Разумеется, долина сама виновата, что состарилась. Тысячелетие за тысячелетием она мягко, но решительно отгораживалась от будущего. Столкновение ее с переменами было чревато тем же, чем чревато столкновение яйца с землей.
Жизнь оказалась более многомерной, чем предполагали люди. И время — тоже. И люди оказались сложнее, хотя уж они-то могли быть более предсказуемыми.
Теппик увидел облако пыли над дворцовыми воротами. Оно пронеслось над городом. Пересекло узкую полосу возделанных земель, на мгновение скрылось за цепочкой пальм и, наконец, вновь появилось у подножия склона. С самого начала Теппик знал, что в облаке кроется колесница.
Съехав со скалы, он сел на корточки у обочины и принялся терпеливо ждать. Наконец раздался грохот колес. Колесница остановилась неподалеку, неловко развернулась на узкой дороге и, попятившись, подъехала к нему.
— И что ты намерен делать? — крикнула Птраси, перегибаясь через борт. Теппик низко поклонился.
— Только, пожалуйста, без этих штучек, — резко приказала Птраси.
— Тебе что, не нравится быть царицей?
— Нравится, но… — неуверенно произнесла Птраси.
— Вот видишь, — сказал Теппик. — Это голос крови. В старину люди как тигры сражались за трон. Братья против сестер, племянники против дядюшек и тетушек. Ужасно.
— Но зачем тебе уезжать? Ты мне нужен!
— У тебя теперь много советников, — мягко напомнил Теппик.
— Я не про это, — оборвала его Птраси. — К тому же советник только один — Куми, а какой от него прок?..
— Тебе повезло. При мне был Диос, а уж от него было столько проку!
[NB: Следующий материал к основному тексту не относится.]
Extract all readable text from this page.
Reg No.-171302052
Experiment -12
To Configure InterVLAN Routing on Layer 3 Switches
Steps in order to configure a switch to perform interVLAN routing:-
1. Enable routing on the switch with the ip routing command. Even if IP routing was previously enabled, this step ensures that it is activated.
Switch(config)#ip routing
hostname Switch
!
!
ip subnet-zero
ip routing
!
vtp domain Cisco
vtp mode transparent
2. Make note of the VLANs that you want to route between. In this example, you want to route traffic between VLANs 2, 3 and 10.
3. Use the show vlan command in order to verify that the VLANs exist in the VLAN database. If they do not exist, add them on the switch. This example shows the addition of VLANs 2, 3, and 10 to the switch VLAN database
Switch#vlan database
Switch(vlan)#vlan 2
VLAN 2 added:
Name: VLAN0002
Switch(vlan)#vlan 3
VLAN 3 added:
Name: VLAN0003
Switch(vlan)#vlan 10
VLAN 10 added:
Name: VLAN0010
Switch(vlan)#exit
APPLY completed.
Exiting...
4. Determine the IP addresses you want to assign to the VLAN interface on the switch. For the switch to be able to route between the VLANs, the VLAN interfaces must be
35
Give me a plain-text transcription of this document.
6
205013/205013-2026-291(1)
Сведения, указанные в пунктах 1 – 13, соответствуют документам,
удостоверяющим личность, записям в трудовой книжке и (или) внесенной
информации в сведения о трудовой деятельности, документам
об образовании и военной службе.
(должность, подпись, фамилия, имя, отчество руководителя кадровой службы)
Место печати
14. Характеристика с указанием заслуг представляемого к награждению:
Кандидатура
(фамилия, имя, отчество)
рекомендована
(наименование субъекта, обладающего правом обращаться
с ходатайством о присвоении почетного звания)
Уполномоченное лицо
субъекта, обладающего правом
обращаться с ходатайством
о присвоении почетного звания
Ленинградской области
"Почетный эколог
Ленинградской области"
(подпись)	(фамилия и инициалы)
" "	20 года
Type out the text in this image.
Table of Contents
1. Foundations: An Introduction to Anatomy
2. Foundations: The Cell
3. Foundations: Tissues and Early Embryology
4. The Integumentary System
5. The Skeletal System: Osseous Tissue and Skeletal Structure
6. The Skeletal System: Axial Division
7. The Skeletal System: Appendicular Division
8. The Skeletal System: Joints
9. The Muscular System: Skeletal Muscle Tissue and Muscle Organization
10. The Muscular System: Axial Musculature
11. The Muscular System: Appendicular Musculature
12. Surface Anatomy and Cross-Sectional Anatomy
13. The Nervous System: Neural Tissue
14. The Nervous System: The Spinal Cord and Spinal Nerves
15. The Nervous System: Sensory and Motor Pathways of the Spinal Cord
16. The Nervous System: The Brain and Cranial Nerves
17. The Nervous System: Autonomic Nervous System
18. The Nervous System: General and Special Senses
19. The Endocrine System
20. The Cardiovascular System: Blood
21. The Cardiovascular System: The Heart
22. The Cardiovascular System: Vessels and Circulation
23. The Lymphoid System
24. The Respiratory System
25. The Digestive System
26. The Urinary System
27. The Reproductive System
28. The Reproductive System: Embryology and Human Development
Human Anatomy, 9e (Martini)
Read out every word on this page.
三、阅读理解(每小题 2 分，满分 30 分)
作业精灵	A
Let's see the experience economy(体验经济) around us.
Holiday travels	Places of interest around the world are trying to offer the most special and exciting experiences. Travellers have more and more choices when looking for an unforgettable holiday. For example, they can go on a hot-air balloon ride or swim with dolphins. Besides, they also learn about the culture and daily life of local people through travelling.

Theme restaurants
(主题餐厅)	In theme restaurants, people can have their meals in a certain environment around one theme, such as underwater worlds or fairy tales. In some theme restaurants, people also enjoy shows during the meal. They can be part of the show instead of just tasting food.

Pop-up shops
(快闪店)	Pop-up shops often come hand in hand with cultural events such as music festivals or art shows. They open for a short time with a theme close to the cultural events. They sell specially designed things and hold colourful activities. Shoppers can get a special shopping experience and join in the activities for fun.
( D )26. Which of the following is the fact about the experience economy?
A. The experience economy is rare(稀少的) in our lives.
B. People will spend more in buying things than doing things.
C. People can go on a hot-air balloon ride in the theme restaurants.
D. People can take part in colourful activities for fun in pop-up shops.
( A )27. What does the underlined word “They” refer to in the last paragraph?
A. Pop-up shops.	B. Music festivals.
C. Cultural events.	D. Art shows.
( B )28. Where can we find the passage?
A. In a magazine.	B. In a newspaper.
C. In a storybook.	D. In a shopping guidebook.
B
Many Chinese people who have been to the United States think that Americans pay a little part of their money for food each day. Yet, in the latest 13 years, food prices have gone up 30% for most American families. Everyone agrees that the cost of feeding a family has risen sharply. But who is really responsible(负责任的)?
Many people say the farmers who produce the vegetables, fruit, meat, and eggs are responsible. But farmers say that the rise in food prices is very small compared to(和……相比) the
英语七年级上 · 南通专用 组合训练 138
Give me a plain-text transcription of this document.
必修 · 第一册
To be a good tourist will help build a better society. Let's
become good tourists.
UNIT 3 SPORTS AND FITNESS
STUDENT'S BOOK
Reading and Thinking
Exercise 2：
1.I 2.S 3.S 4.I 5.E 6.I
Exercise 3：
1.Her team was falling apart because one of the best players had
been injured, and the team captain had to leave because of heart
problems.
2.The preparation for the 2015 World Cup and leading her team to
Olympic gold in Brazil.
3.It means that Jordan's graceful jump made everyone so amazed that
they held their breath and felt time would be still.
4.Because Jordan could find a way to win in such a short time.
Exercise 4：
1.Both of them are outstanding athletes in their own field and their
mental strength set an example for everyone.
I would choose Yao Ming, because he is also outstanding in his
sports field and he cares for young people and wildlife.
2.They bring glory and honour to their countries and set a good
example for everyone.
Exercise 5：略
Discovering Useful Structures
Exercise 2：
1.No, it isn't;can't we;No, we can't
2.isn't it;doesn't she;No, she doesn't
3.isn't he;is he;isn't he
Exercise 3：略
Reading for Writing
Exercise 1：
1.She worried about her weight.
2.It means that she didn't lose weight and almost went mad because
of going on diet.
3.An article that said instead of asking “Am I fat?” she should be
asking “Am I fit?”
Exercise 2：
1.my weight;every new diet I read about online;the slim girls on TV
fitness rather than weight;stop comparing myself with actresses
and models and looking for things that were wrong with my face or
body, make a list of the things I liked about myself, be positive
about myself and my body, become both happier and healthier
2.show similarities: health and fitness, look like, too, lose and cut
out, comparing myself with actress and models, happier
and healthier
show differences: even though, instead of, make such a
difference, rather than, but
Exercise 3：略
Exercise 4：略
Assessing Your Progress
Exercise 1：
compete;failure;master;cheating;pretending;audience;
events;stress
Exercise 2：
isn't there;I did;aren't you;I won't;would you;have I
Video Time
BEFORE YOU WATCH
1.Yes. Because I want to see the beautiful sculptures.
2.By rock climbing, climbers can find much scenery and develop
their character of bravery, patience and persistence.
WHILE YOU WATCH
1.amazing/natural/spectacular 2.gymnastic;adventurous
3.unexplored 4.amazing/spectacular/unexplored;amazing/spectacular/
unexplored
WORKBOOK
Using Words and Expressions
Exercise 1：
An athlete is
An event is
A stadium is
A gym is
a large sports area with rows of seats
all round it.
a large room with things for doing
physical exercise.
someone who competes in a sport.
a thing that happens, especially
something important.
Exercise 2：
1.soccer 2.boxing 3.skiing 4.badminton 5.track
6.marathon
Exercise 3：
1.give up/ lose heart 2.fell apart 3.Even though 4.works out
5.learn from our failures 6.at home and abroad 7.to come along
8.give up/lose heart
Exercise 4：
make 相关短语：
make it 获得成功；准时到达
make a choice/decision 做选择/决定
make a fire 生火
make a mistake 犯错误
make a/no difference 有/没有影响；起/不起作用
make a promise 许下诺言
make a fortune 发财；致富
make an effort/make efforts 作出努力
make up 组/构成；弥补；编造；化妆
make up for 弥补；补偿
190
Куми лучше, и ты сможешь многому научиться, если будешь поменьше к нему прислушиваться. С неумелыми советчиками можно далеко пойти. Да и Чиддер не откажется помочь. Он всегда был полон идей.
Птраси покраснела.
— Да, мы немного продвинулись, когда были на корабле…
— Ну вот. Я сразу понял, что, когда вы вместе, это вроде пожара. Огонь, вопли, все спасаются бегством…
— А ты, значит, снова пойдешь в убийцы? — усмехнулась Птраси.
— Вряд ли. Я устроил славное погребение пирамиде, пантеону и всему древнему царству. Больше такого случая не предвидится. Кстати, ты не замечала, чтобы там, где ты ступаешь, появлялись маленькие зеленые побеги?
— Нет. Еще чего!
Теппик с облегчением вздохнул. Стало быть, все действительно позади.
— Не позволяй траве расти у тебя под ногами, это очень важно, — предупредил он. — А чаек ты случаем не видела?
— Их сейчас много. Или ты не заметил?
— Заметил. Думаю, это к добру.
Верблюдок еще некоторое время прислушивался к этой несвязной, сбивчивой беседе, которую обычно ведут между собой мужчина и женщина, когда на уме у них совсем другое. У верблюдов все куда проще: самке требуется лишь удостовериться в правильности методологии своего избранника.
Наконец они поцеловались — целомудренно, робко, насколько может судить верблюд. Решение было достигнуто.
После чего Верблюдок утратил к происходящему всякий интерес и решил вновь вернуться к съеденному завтраку.
* * *
В НАЧАЛЕ БЫЛО…
В долине стояла тишь да гладь. Река лениво несла свои воды мимо еще не обжитых берегов, сквозь густые заросли тростника и папируса. По мелководью бродили ибисы. Гиппопотамы всплывали на поверхность и вновь медленно уходили на глубину, словно яйца в маринад.
Влажную тишину нарушали только случайно выпрыгивающие из воды рыбы да шипенье крокодилов.
Какое-то время Диос лежал погруженный в ил. Он не мог сказать, почему часть одежды на нем свисает клочьями, а часть обгорела. Ему смутно припомнился громкий шум и ощущение немыслимо стремительного полета, хотя при этом он не двигался с места. Сейчас ему не хотелось ни о чем думать. Вопросы предполагали ответы, а ответы до добра не доводят. Ответы только отравляют жизнь. Ему было приятно прохладное прикосновение ила, и больше он ни о чем не хотел знать.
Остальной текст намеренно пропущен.